Dazu möchte ich im Einzelnen ausführen:

  1. Angst ist ein flüchtiges und ungefährliches Gefühl, dem wir alle im Leben begegnen.

    Angst ist, wie bereits gesagt, ein ganz natürliches Gefühl, so wie Freude, Trauer, Wut, Glück oder Kummer auch. All diese Gefühle kommen und gehen von allein. Verliebtheit kann überwältigend und fast schmerzhaft sein, aber sie geht vorbei. Auch die Freude über beispielsweise die neue Wohnung vergeht im Laufe der Zeit. Das gilt auch für die Wut wegen der Ungerechtigkeit letzte Woche bei der Arbeit oder auf den Idioten, der auf dem Schulweg der Kinder viel zu schnell an einem vorbeigerast ist. Auch die Angst verhält sich am Anfang so: Sie kommt und geht wieder.
    Die Angst hat das Überleben der Spezies Mensch gesichert, indem sie unsere Vorfahren davor bewahrte, von gefährlichen Raubtieren gefressen zu werden oder giftige Beeren zu verzehren. Es gelang nur denjenigen, die sich wachsam aller Gefahren bewusst waren, zu überleben. Die Angst beschützte sie, meldete frühzeitig Gefahren und sorgte für die Ausschüttung von Adrenalin, wenn es hieß »kämpfen oder fliehen«.
    Auch für uns moderne Menschen sind die Gefühle von Angst und Furcht so wichtig wie für unsere Vorfahren. Es ist natürlich und auch durchaus sinnvoll, dass du ein bisschen Angst hast, wenn du zu einer Prüfung musst, vor vielen Menschen einen Vortrag halten sollst oder einen neuen Job antrittst. Denn sie schärft unsere Sinne und macht uns präsenter. Und wenn du in eine Situation gerätst, in der du schnell fliehen musst – weil zum Beispiel in deiner Wohnung ein Feuer ausbricht –, sorgt die Angst für eine extra Portion Adrenalin und Kraft, die dafür sorgt, dass du dein Optimum leisten kannst.
    Diese situative Angst bringt dein Gefühlsleben in Bewegung und du fühlst dich lebendig. Und das soll weder vermieden noch bekämpft werden.

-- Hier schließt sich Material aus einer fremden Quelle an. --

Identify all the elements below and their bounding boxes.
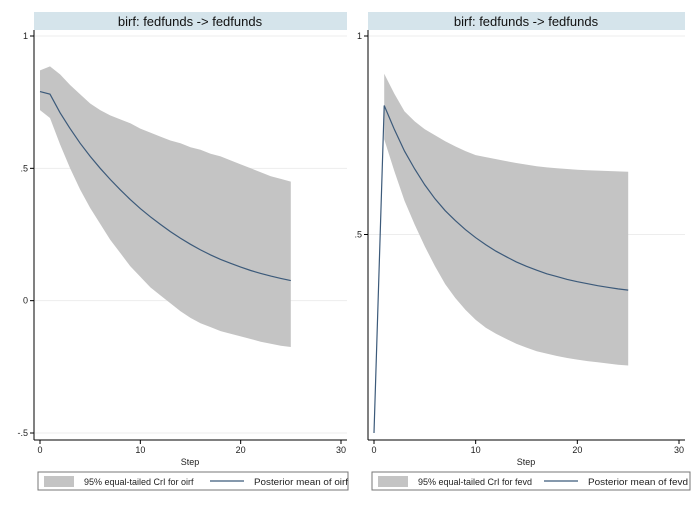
legend-band-swatch: [378, 476, 408, 487]
x-tick-label: 0: [37, 445, 42, 455]
y-tick-label: 0: [23, 296, 28, 306]
legend-line-label: Posterior mean of oirf: [254, 477, 349, 487]
mean-line-group: [373, 105, 629, 434]
crI-band-group: [40, 66, 291, 348]
y-tick-label: -.5: [17, 428, 28, 438]
crI-band: [40, 66, 291, 348]
crI-band: [384, 73, 629, 366]
panel-title: birf: fedfunds -> fedfunds: [454, 14, 599, 29]
panel-oirf: birf: fedfunds -> fedfunds -.50.510 10 20 3…: [17, 12, 349, 491]
axes: -.50.510 10 20 30: [17, 30, 347, 455]
x-tick-label: 30: [336, 445, 346, 455]
x-axis-title: Step: [517, 457, 536, 467]
y-tick-label: 1: [23, 31, 28, 41]
x-tick-label: 10: [135, 445, 145, 455]
legend-band-swatch: [44, 476, 74, 487]
x-tick-label: 20: [236, 445, 246, 455]
panel-title-bar: [368, 12, 685, 30]
panel-title: birf: fedfunds -> fedfunds: [118, 14, 263, 29]
x-tick-label: 20: [572, 445, 582, 455]
legend-box: [37, 471, 349, 491]
axes: .510 10 20 30: [354, 30, 685, 455]
panel-title-bar: [34, 12, 347, 30]
legend-box: [371, 471, 691, 491]
x-tick-label: 0: [371, 445, 376, 455]
x-tick-label: 10: [471, 445, 481, 455]
x-tick-label: 30: [674, 445, 684, 455]
posterior-mean-line: [373, 105, 629, 434]
y-tick-label: .5: [20, 163, 28, 173]
legend-band-label: 95% equal-tailed CrI for fevd: [418, 477, 532, 487]
posterior-mean-line: [39, 91, 291, 282]
legend-line-label: Posterior mean of fevd: [588, 477, 688, 487]
y-tick-label: 1: [357, 31, 362, 41]
legend: 95% equal-tailed CrI for fevd Posterior …: [371, 471, 691, 491]
panel-fevd: birf: fedfunds -> fedfunds .510 10 20 30 St…: [354, 12, 691, 491]
y-tick-label: .5: [354, 230, 362, 240]
x-axis-title: Step: [181, 457, 200, 467]
crI-band-group: [384, 73, 629, 366]
legend: 95% equal-tailed CrI for oirf Posterior …: [37, 471, 349, 491]
legend-band-label: 95% equal-tailed CrI for oirf: [84, 477, 194, 487]
mean-line-group: [39, 91, 291, 282]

  2. Katastrophengedanken sind ganz normal. Aus ihnen müssen weder Sorge noch Angst entstehen.

    Ein zweiter Grund, warum ich gegen die Regulierung der menschlichen Psyche bin, ist meine Überzeugung, dass es vollkommen in Ordnung ist, ab und zu von Katastrophengedanken überrollt zu werden. Ein Katastrophengedanke ist – wie das Wort schon verrät – ein Gedanke, der sich mit einer potenziellen Katastrophe beschäftigt. »Was ist, wenn ich auch Brustkrebs bekomme, wie so viele andere Frauen?«, »Was, wenn mein Sohn durch die Prüfung fällt?«, »Und wenn meine Ansprache nicht gut ankommt und ich wie ein Idiot dastehe?« Die meisten Psychologen und Therapeuten sehen in den Inhalten dieser Katastrophengedanken traditionell die Auslöser von Angst, und darum sieht ihr Ansatz immer vor, diese Gedanken genau zu untersuchen und einer Realitätsprüfung zu unterziehen. Aber ich bin anderer Meinung. Unsere Katastrophengedanken sind nicht das eigentliche Problem. Die Gedanken sind nicht verantwortlich für unsere Ängste, auch wenn sie negativ und unrealistisch sind. Gedanken haben eine sehr kurze Halbwertzeit – auch die beängstigenden Gedanken.

  3. Überzeugende Forschungsergebnisse beweisen, dass sich unsere Psyche selbst regulieren kann.

    Adrian Wells und sein Kollege Gerald Matthews haben jahrzehntelang die menschliche Psyche erforscht. Sie untersuchten die Entwicklung von Angststörungen bei verschiedenen Gruppen von Menschen, von der traditionellen Annahme ausgehend, dass uns Angst und andere psychische Leiden von außen treffen und sie notwendige Konsequenzen aus Lebensumständen, Erbe und Umfeld sind. Folgt man dieser vorherrschenden Logik, müssten alle Menschen, die bestimmte Traumata erlebt haben und in bestimmte Lebensumstände geraten sind, eine Angststörung oder ein anderes psychisches Leiden entwickeln. Aber das ist nicht so. Die beiden Forscher stellten fest, dass einige auf das Erlebte mit einer Angststörung reagierten, andere davon verschont blieben. Daraus zogen sie den Schluss, dass Druck, Katastrophengedanken oder unbearbeitete und angehäufte traumatische Erlebnisse nicht automatisch zu einer Angststörung führen. Stattdessen fand Wells heraus, dass die menschliche Psyche wie ein Sieb ist, durch das Gefühle und Gedanken rieseln und verschwinden, wenn wir es zulassen. Wir häufen in unserem mentalen Rucksack keine Traumata und Erlebnisse an, so wie man das jahrzehntelang angenommen hat. Gedanken und Gefühle sind flüchtiger Natur und selbstregulierend. Die Gedanken und Gefühle, die wir letzte Woche gehabt haben, sind längst von allein verschwunden.